Despite the overwhelming crowds, festival-goers enjoyed themselves while dancing to their favorite bands’ music alongside people from around the world.

But underneath the facade of the festival’s bright lights and the fairground’s looming Ferris Wheel lay security and safety issues stemming from what many Coachella visitors say was disorganization on the management’s part.

“There were so many undercover police there,” Schorr said. “You know who [they] are because men that are over 40 don’t go to Coachella.”

Yet, many people, including Harvard-Westlake students were able to sneak themselves into the festival.

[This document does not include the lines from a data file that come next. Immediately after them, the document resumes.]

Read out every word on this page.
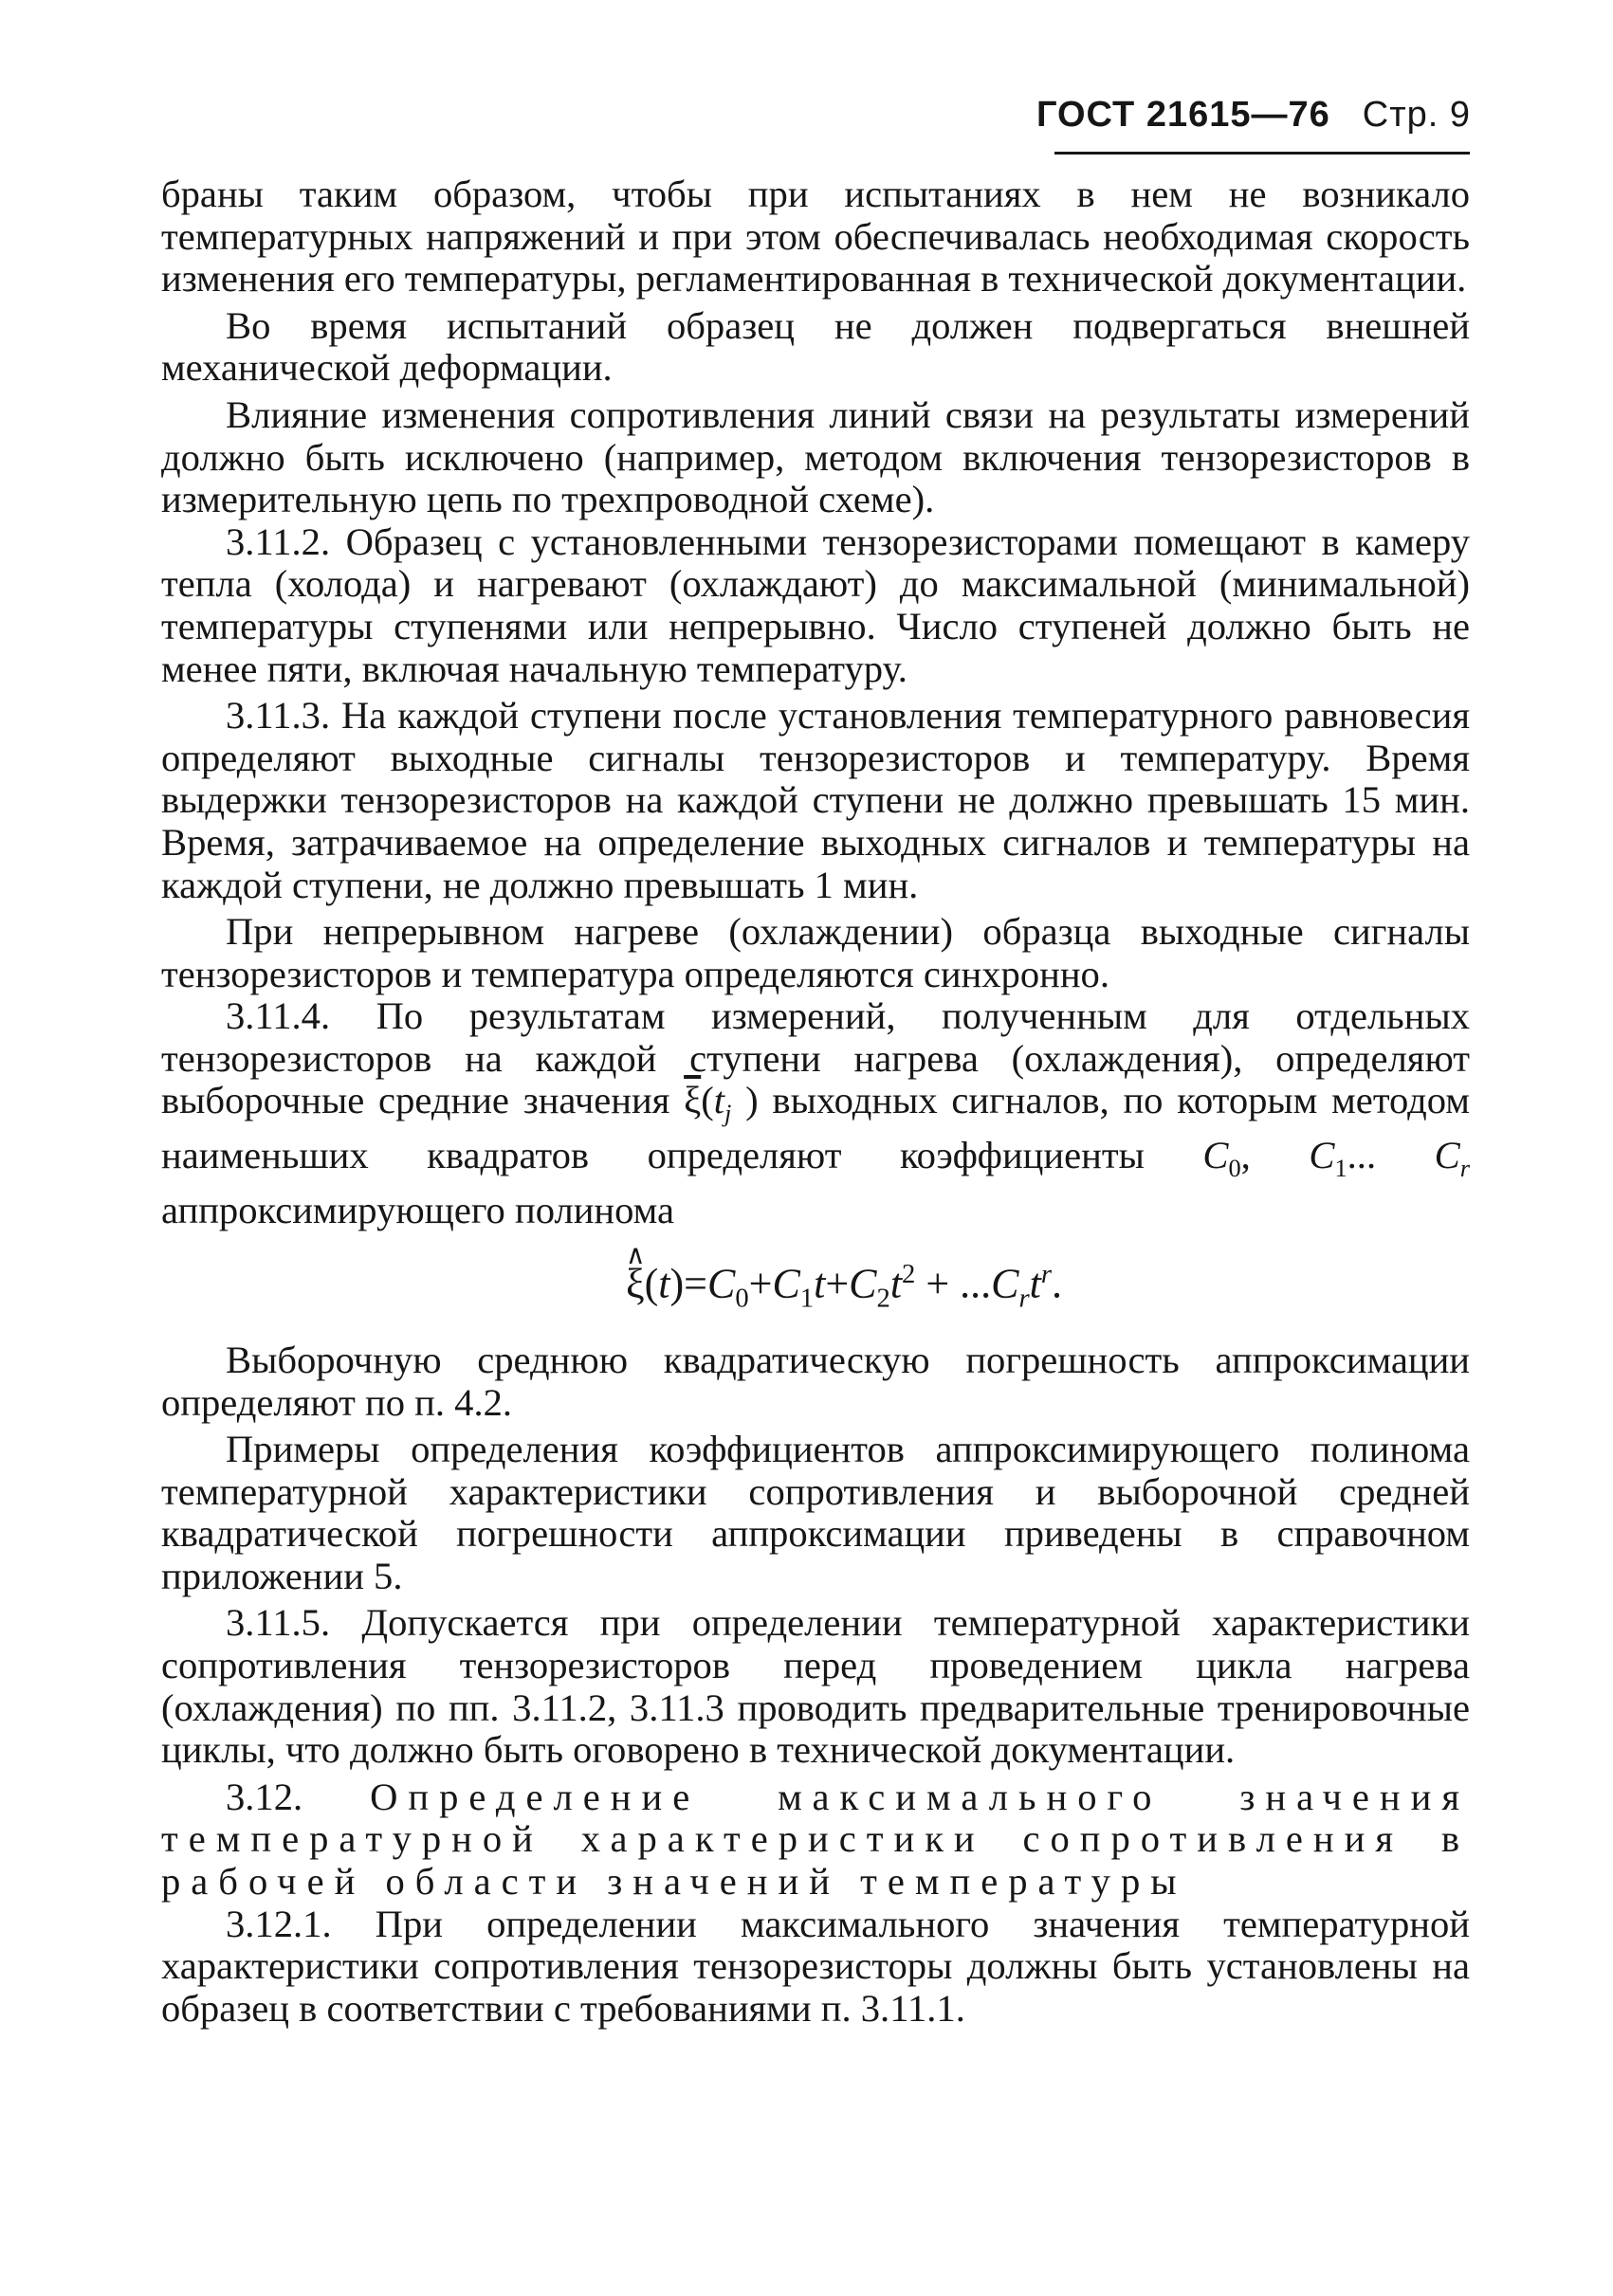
ГОСТ 21615—76 Стр. 9

браны таким образом, чтобы при испытаниях в нем не возникало температурных напряжений и при этом обеспечивалась необходимая скорость изменения его температуры, регламентированная в технической документации.

Во время испытаний образец не должен подвергаться внешней механической деформации.

Влияние изменения сопротивления линий связи на результаты измерений должно быть исключено (например, методом включения тензорезисторов в измерительную цепь по трехпроводной схеме).

3.11.2. Образец с установленными тензорезисторами помещают в камеру тепла (холода) и нагревают (охлаждают) до максимальной (минимальной) температуры ступенями или непрерывно. Число ступеней должно быть не менее пяти, включая начальную температуру.

3.11.3. На каждой ступени после установления температурного равновесия определяют выходные сигналы тензорезисторов и температуру. Время выдержки тензорезисторов на каждой ступени не должно превышать 15 мин. Время, затрачиваемое на определение выходных сигналов и температуры на каждой ступени, не должно превышать 1 мин.

При непрерывном нагреве (охлаждении) образца выходные сигналы тензорезисторов и температура определяются синхронно.

3.11.4. По результатам измерений, полученным для отдельных тензорезисторов на каждой ступени нагрева (охлаждения), определяют выборочные средние значения $\overline{\xi}(t_j$ ) выходных сигналов, по которым методом наименьших квадратов определяют коэффициенты $C_0$, $C_1$... $C_r$ аппроксимирующего полинома

∧ $\xi(t)=C_0+C_1t+C_2t^2 + ...C_rt^r$.

Выборочную среднюю квадратическую погрешность аппроксимации определяют по п. 4.2.

Примеры определения коэффициентов аппроксимирующего полинома температурной характеристики сопротивления и выборочной средней квадратической погрешности аппроксимации приведены в справочном приложении 5.

3.11.5. Допускается при определении температурной характеристики сопротивления тензорезисторов перед проведением цикла нагрева (охлаждения) по пп. 3.11.2, 3.11.3 проводить предварительные тренировочные циклы, что должно быть оговорено в технической документации.

3.12. Определение максимального значения температурной характеристики сопротивления в рабочей области значений температуры

3.12.1. При определении максимального значения температурной характеристики сопротивления тензорезисторы должны быть установлены на образец в соответствии с требованиями п. 3.11.1.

“The shuttle stop was a mile away from the entrance,” one girl said. “I saw tons of people climb over the fences without getting caught.”

When Lucille* arrived at Coachella on Friday, all of the wristbands – which would be necessary to enter the festival – had been given away already.

“We just had to show the guards our online print-out verifications,” Lucille said. “They didn’t even scan them or anything.”

Two students bought tickets two days before the festival from second party ticket sellers. At the entrance gate, they were denied entrance and the tickets were ripped by the security guard because they were found to be fake. Lucille’s friends salvaged the ticket stubs and took them to a different security guard, who let them enter the festival.

Security guards searched all visitors for any drugs and drug paraphernalia and minors for alcohol, but students said that security was not as strict as it could have been.

“I saw lots of people get away with some shady stuff,” Molly* ’12 said. “It seemed like security was more concerned about people cutting lines than with what kind of stuff was in people’s backpacks.”

There were a lot of crazy, wacked-out people there,” one student said.

The festival’s medical tent was full throughout the weekend, treating around 1,000 people. According to the Los Angeles Times, 84 people, including students, were sent to hospitals from Coachella this year, due to drug overdoses, a broken neck, a private security officer who fell off his horse and a nawwked man under the influence of “unknown substances” who smashed out the windows of parked cars with his head before he was tasered by police.”

“There were so many undercover police there,” Schorr said. “You know who [they] are because men that are over 40 don’t go to Coachella.”

Even though she missed the final day of Coachella because she had to study for an AP Art History test on Monday, Lucille* was just happy to have had the “Coachella experience,” she said.

She summed up the weekend, despite the nocturnal wandering in the parking lot, as “just absolutely, incredibly amazing.”